Pregnant ex-Sun reporter Martha Ward-Hackett (Marisa Tomei) is due at any moment. With the wisdom vouchsafed to movie moms-to-be, she has a prophesy for her husband, Sun metro editor Henry "Hank" Hackett (Michael Keaton). "You know those days that change your whole life? This is one of them for us."
Want compulsive, irreverent, unhealthy characters?
Hank‘s editor-in-chief is Bernie White (Robert Duvall), a twice-married professional cynic currently learning to live with "a prostate the size of a bagel." Hank‘s managing editor is Alicia Clark (Glenn Close), an ambitious, back-stabbing martinet with a staff of 300 "doing work that they need 750 to do at Newsday." When White refuses her a raise, she goes behind his back to Sun publisher Graham Keighley (Jason Robards).
Today, Hank is considering a job offer from the uptown Sentinel, a stuffy establishment journal offering him regular hours and the opportunity to "cover the world." In addition, he has a crisis on the homefront as he scrambles to put out a paper offering responsible sensationalism.
The closest thing he has to an ally is indolent opinion columnist Dan McDougal (Randy Quaid), a gun-toting sociopath with a rapidly diminishing list of reliable sources.
An energetic mess, The Paper is nakedly nostalgic for a time when newspapermen were standard movie heroes, every bit as popular as cowboys or detectives. It recalls an era of crusading journalism, cut-throat circulation wars and fast- talking, hard-drinking, scoop-obsessed newshounds.
Want an explanation?
Howard, the Oklahoma-born child star, is now a balding 40-year-old. He's spent his entire life in show business, so it‘s no surprise that his nostalgia is not for reality, but for an image of it created by the movies.
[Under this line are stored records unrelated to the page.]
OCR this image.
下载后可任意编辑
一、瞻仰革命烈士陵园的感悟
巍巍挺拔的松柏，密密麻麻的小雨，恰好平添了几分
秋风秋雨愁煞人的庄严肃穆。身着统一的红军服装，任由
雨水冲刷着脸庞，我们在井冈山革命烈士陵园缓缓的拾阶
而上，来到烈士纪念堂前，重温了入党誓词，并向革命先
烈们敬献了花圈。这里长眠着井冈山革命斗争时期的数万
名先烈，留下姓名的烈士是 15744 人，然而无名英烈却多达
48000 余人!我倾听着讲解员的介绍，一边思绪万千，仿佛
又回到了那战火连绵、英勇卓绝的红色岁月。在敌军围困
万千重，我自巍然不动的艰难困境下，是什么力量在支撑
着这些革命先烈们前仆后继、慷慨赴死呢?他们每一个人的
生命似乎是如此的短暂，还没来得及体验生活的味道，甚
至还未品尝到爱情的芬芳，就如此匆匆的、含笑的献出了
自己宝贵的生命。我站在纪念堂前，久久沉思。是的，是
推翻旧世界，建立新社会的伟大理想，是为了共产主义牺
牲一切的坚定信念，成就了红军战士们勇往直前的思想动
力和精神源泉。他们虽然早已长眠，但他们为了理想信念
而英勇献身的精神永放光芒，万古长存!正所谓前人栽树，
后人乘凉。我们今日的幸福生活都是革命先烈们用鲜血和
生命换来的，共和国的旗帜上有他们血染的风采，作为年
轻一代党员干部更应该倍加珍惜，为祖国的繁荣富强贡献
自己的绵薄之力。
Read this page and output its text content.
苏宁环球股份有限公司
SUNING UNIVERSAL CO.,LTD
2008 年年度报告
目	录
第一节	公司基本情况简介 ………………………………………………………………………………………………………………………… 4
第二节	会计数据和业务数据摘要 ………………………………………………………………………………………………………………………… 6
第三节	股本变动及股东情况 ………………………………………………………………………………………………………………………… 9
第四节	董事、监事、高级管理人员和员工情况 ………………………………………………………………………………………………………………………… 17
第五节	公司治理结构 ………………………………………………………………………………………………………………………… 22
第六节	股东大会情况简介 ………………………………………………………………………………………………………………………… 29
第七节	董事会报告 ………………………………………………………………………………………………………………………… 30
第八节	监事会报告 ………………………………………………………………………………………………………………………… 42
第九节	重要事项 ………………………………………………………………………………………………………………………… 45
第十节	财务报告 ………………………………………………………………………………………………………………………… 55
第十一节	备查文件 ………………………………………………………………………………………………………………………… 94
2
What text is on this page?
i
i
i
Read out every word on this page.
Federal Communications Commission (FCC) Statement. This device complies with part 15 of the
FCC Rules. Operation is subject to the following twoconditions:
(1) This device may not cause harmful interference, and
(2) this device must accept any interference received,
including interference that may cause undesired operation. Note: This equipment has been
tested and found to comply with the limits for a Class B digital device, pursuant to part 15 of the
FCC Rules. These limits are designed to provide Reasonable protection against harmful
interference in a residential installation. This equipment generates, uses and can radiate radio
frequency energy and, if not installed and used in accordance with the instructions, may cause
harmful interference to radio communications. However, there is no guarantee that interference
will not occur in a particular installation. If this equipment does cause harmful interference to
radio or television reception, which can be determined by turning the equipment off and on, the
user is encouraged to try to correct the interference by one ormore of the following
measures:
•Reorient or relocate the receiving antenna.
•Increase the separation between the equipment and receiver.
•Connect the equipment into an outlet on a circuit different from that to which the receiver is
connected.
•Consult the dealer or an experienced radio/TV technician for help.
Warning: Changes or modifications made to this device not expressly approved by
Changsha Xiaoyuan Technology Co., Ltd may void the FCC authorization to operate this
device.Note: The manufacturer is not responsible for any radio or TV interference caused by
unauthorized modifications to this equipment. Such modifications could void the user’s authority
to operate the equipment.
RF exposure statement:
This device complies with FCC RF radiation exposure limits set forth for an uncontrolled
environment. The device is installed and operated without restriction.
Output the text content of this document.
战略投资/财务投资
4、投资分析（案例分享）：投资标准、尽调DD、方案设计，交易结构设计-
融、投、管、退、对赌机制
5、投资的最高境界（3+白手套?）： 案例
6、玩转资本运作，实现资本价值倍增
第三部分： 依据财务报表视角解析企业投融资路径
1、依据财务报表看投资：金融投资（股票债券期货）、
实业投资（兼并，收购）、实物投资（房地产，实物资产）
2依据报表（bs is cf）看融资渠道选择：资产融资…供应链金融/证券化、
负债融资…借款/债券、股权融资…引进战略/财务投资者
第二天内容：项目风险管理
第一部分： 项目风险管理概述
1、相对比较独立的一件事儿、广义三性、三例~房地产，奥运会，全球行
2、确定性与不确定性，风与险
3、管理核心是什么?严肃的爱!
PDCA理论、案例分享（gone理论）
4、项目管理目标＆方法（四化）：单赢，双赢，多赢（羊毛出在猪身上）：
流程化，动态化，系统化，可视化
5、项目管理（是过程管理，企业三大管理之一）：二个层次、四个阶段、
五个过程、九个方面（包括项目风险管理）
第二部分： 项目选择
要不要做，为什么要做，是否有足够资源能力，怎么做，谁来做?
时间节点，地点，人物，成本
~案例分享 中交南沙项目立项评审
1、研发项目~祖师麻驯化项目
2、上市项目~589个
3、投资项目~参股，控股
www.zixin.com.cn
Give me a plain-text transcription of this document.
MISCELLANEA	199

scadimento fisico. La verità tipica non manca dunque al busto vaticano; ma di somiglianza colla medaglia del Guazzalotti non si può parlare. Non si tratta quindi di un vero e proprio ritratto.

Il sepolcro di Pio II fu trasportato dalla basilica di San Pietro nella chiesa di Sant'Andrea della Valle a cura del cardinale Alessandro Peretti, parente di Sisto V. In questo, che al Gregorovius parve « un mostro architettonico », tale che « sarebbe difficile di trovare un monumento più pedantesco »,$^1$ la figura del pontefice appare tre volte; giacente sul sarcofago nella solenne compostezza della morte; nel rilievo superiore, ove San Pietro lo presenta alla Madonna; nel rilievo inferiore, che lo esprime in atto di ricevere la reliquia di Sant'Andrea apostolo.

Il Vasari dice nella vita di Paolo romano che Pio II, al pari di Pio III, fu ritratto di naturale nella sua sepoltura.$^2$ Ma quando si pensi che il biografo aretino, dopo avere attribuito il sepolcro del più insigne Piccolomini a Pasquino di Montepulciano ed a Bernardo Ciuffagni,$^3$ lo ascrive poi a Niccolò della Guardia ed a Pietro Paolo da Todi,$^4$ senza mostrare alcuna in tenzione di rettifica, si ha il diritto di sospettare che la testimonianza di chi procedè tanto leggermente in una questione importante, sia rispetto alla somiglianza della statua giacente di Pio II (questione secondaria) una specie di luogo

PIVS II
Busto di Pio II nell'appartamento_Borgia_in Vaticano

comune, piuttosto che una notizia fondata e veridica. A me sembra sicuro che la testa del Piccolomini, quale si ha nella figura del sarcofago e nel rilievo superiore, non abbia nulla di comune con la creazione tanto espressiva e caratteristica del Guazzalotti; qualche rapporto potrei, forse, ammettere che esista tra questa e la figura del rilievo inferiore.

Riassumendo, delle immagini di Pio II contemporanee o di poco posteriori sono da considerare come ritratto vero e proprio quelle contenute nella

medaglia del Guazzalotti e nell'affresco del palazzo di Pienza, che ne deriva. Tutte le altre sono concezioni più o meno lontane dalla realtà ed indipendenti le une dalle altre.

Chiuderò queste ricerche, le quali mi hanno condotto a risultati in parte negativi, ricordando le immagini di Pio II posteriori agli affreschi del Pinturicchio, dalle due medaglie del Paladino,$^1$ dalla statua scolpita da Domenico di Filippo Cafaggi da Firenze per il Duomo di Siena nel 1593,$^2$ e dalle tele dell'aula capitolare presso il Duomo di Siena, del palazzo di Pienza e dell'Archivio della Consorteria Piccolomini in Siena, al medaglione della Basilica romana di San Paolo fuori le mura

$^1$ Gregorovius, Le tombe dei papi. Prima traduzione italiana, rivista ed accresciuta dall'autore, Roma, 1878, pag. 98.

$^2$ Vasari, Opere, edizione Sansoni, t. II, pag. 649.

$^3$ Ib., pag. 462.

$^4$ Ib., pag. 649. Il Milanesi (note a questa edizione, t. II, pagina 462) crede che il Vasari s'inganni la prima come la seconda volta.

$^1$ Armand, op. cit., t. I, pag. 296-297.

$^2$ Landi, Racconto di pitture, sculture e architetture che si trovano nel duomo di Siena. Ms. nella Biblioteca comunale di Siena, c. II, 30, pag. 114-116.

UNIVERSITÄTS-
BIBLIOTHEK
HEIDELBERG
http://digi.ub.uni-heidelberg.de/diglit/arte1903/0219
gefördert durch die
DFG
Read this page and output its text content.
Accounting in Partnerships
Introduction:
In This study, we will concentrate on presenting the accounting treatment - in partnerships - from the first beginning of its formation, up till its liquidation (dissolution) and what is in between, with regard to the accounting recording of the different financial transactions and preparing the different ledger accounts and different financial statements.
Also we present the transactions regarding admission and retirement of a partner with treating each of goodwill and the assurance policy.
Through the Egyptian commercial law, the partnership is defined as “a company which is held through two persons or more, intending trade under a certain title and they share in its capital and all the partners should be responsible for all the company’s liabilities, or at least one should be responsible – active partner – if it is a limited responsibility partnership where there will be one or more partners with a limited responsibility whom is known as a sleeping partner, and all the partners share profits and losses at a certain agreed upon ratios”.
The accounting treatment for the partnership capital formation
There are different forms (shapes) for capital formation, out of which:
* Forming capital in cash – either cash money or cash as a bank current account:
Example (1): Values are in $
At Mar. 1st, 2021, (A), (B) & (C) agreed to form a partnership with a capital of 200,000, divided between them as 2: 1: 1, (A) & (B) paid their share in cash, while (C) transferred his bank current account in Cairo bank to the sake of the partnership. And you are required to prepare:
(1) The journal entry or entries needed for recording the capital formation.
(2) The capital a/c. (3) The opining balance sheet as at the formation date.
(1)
He's good at recycling fantasies. The "Howard touch" — the infusion of gentle romanticism into familiar dreams — made hits of both Splash [1984] and Cocoon [1985].
He's less comfortable with reality. He bombed big with Gung Ho [1986], the story of a Japanese-owned U.S. auto plant that tackled a current issue with no previous movie equivalent.
The Paper, despite all its predecessors, misfires by seeking heroes in all the wrong places. Howard's film is not the story of some wonderfully wacky reporters, but of their small-minded middle managers.
A black comedy filled with as much knockabout humour as its clownish screenwriters could muster, The Paper hits the street with a hollow thud.
And, no, I really didn't like it.
The above is a restored version of a Province review by Michael Walsh originally published in 1994. For additional information on this archived material, please visit my FAQ.
AFTERWORD: I was so busy taking umbrage at his skewed view of the news biz that I failed to notice that director Ron Howard was in the midst of a bumpy transition from the frothy, PG-rated family pictures that had made him famous to a grittier, more serious film style. The Paper, his tenth feature, was followed a year later by Apollo 13, arguably his best movie. The mature Howard has shown a marked preference for thrillers (Ransom, 1996; The Da Vinci Code, 2006; Angels & Demons, 2009) and fact-based dramas (A Beautiful Mind, 2001; Cinderella Man, 2005; Frost/Nixon, 2008).